I have a couple suggestions to share for any of you who are also blessed to have an IEP team…
- Bookmark this website: www.wrightslaw.com
- Look at the top left corner of the site and subscribe to their newsletter
- Attend one of their conferences, if this isn’t possible…
- Buy these books:
If you are going to one of their conferences, don’t buy the books…they run the ENTIRE conference out of the book. There are no slides, no notes. EVERYTHING you need is in those books.
It’s rather nice to be regaining a little feeling of control over all of this…
13 thoughts on “IEPs and the fear of the unknown.”
Our annual process is starting. So not looking forward to it but I get a small reprieve as they tried to get me to agree to not have the OT there because she is unavailable — notified me in his bag the last day before a two week break when our mtg was scheduled for the first day after break. Guess they’ll be surprised to get my reschedule message. Even my BSC thinks that wasn’t good and I need to request a new date. So love this Spec Ed World!! NOT!!!!
No IEP meeting for a child with fragile X should EVER be held without an OT present. That is a deal breaker!
I should have added IMO to that but I would like to see someone has any FX knowledge argue that our sensory overloaded and floppy kids don’t need an OT present, lol.
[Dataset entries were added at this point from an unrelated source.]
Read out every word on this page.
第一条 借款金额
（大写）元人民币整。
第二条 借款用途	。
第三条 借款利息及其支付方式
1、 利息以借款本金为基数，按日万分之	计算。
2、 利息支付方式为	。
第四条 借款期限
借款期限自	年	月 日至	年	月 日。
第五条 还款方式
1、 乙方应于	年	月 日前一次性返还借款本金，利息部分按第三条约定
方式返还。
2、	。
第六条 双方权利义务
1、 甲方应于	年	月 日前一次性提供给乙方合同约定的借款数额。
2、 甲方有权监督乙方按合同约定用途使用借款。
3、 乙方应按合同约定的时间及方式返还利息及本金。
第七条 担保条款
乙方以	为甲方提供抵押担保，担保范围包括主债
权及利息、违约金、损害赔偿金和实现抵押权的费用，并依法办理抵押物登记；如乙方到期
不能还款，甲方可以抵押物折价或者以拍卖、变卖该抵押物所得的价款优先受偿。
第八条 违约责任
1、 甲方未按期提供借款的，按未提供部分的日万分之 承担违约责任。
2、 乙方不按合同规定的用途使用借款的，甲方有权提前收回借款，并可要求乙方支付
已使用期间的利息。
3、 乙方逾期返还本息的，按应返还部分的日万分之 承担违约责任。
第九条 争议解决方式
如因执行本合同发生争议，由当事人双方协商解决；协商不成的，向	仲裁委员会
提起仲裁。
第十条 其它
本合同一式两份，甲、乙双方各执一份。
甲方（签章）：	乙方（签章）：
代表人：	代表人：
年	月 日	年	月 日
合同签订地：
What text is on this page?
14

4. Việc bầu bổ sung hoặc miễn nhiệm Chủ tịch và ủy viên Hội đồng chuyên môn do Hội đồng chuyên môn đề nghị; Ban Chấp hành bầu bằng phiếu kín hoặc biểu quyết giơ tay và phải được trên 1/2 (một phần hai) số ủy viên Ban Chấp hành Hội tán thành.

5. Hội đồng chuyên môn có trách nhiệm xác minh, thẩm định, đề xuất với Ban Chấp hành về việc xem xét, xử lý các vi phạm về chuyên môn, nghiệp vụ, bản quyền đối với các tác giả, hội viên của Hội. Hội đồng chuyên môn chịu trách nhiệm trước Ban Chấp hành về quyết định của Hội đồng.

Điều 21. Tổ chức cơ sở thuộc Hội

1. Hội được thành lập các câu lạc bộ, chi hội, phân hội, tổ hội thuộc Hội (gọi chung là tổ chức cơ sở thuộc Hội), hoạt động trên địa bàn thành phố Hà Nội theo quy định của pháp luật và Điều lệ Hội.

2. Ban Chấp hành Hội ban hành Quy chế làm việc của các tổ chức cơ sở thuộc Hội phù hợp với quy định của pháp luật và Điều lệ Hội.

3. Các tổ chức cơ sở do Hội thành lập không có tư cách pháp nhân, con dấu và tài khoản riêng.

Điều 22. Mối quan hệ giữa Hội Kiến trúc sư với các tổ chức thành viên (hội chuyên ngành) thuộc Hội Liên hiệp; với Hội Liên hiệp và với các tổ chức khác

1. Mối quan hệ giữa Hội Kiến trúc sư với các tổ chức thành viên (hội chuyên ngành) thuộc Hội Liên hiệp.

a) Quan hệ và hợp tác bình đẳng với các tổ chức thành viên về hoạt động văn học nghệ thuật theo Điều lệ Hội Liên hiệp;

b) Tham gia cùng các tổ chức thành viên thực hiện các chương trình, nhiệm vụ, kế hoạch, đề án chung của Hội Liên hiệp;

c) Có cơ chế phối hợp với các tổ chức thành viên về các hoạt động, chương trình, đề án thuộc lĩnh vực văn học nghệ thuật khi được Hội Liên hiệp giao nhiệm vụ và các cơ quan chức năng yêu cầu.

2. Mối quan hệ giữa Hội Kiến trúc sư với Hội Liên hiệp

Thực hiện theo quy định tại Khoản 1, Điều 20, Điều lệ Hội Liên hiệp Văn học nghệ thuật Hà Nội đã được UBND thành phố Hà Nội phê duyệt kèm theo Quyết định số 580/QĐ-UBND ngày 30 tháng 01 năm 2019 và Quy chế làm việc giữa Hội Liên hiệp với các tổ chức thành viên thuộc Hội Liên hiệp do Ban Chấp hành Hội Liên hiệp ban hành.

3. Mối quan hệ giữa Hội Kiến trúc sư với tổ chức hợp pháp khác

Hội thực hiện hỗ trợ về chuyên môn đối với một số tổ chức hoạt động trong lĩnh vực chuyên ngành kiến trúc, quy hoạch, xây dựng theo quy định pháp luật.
How about it. Everything about him is sensory related.
Would you, Eric, Holly, Ruth, Kathleen, Cindi, and anyone else like to fly down to attend our upcoming IEP? Come on, you all know you wanna!!
Other peoples IEPs are WAY easier to attend and fight through than your own child’s 🙂
I’m in, just know I’ll require 5 tickets bc I don’t travel alone 😉
Oh, I never said I was PAYING for you to get here. Seeing me should be enough incentive *batting my eyes*… ok, ok… seeing Melissa would be the only reason you would come, but whatever. Pshsh…
Oh alright, I’ll pay for Kathleen’s ticket… but only if you promise to maintain “therapy eyes” with the opposition at all times. That should freak them out enough to give us any damn thing we want.
YAY! On my way!
I wish we had a therapy eyes emoticon O O
I would come in a San Antonio minute! My price? Pizza at “Dough”!!! I work for cheap!
P.S. If you get the draft ahead (as you should) we could take a look at it for you!
Only if you all come help with mine! Actually, San Antonio was in my spring travel until the husbands conference was cancelled.